Article
Paul D. Thompson, MD, pens a column underlining the prevalence and impact of hemochromatosis on the health of patients based on current evidence.
Hemochromatosis is caused by defects in the hemostatic iron regulator (HFE) gene (HFE).1 HFE binds to the transferrin receptor 2 (TRF-2). TRF-2 increases hepcidin production. Hepcidin inhibits elemental iron (Fe) uptake by binding to and downregulating the Fe exporter, ferroportin, which transports Fe from and between cells. So, genetic defects in HFE, decrease HFE binding to TRF-2, decreasing hepcidin production, increasing ferroportin, and increasing Fe transport from the gut.

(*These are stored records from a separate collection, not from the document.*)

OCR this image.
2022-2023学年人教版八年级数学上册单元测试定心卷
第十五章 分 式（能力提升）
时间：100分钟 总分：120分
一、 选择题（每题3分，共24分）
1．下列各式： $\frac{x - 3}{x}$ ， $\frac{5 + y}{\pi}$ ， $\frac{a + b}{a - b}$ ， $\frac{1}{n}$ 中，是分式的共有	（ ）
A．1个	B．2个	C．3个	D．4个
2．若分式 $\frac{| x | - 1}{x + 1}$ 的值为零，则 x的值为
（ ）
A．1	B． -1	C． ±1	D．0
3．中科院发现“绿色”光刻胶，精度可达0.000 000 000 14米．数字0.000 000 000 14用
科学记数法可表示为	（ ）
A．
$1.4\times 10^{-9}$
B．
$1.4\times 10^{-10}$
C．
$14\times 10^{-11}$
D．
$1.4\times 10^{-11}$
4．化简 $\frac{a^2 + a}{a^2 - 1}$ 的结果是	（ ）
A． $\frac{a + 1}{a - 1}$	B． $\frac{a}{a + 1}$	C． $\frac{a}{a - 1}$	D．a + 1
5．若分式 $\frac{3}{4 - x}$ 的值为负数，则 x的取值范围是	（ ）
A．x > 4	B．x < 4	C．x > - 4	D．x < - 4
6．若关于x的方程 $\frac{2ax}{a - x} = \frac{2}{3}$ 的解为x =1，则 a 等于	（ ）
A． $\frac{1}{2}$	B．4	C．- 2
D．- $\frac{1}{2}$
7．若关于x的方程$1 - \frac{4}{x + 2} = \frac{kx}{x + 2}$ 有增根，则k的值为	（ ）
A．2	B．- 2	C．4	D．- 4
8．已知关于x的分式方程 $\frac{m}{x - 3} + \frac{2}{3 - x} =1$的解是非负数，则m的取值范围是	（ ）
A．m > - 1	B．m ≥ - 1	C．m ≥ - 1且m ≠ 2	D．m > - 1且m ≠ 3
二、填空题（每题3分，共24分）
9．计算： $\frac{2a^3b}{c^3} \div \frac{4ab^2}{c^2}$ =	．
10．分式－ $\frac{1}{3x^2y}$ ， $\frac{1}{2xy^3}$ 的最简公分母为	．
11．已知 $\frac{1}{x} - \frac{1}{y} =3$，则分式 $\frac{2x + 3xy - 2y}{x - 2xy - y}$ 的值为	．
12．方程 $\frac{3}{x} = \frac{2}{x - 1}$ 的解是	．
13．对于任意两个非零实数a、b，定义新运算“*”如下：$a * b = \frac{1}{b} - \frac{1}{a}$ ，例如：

The most common gene mutation for hemochromatosis, HFE C282Y, probably originated in a single Celt or Viking in Northwestern Europe approximately 6000 years ago.2 It probably conveyed some survival advantage such as height2, exercise performance1, and resistance to certain infections.3 Swiss men and women homozygous for the C282Y mutation average 4.3 and 3.3 cm taller, respectively, than a reference Swiss population.2
Competitive athletes carrying HFE variants demonstrate increased exercise performance and were 8% faster on a 10 km cycling time trial and had a 17% higher maximal oxygen uptake.1 The gene is highly prevalent in individuals of northern European origin and more than 6% of whites have at least one HFE variant.4
Ireland has the highest prevalence by country.2 Despite this prevalence, only 28% of homozygous men and 1.4% of homozygous women develop symptoms of hemochromatosis.4
That’s because women lose iron with menstruation so present later in life, if at all. Also, alcohol enhances iron absorption and thereby affects the age of presentation. Hemochromatosis can present in mid-life with unexplained fatigue, joint pain, liver disease, diabetes, impotence due to hypogonadotrophic hypogonadism, bronzing of the skin (“bronze diabetes”)5, hypothyroidism, and arthritis.4,6
Clinicians should consider the possibility of hemochromatosis in multiple disease states because of its prevalence in Northern Europeans and its effect on many organ systems. This is especially true for cardiologists because it can produce both dilated and restrictive cardiomyopathy, angina without CAD, pericarditis, atrial fibrillation, and more rarely, ventricular arrhythmias.4 Serum iron, transferrin saturation, and ferritin levels are usually all elevated. Genetic testing is recommended when the transferrin saturation value exceeds 45%.6
Cardiac involvement is determined by cMRI with T2 imaging. The usual treatment is phlebotomy, but chelation therapy can be used for severe iron infiltration of the liver or heart because phlebotomy takes time to be effective.4 Both the hepatic and cardiac infiltration are reversible so clinicians and cardiologists should think of the disease because of its prevalence and its multiple systemic and cardiac manifestations.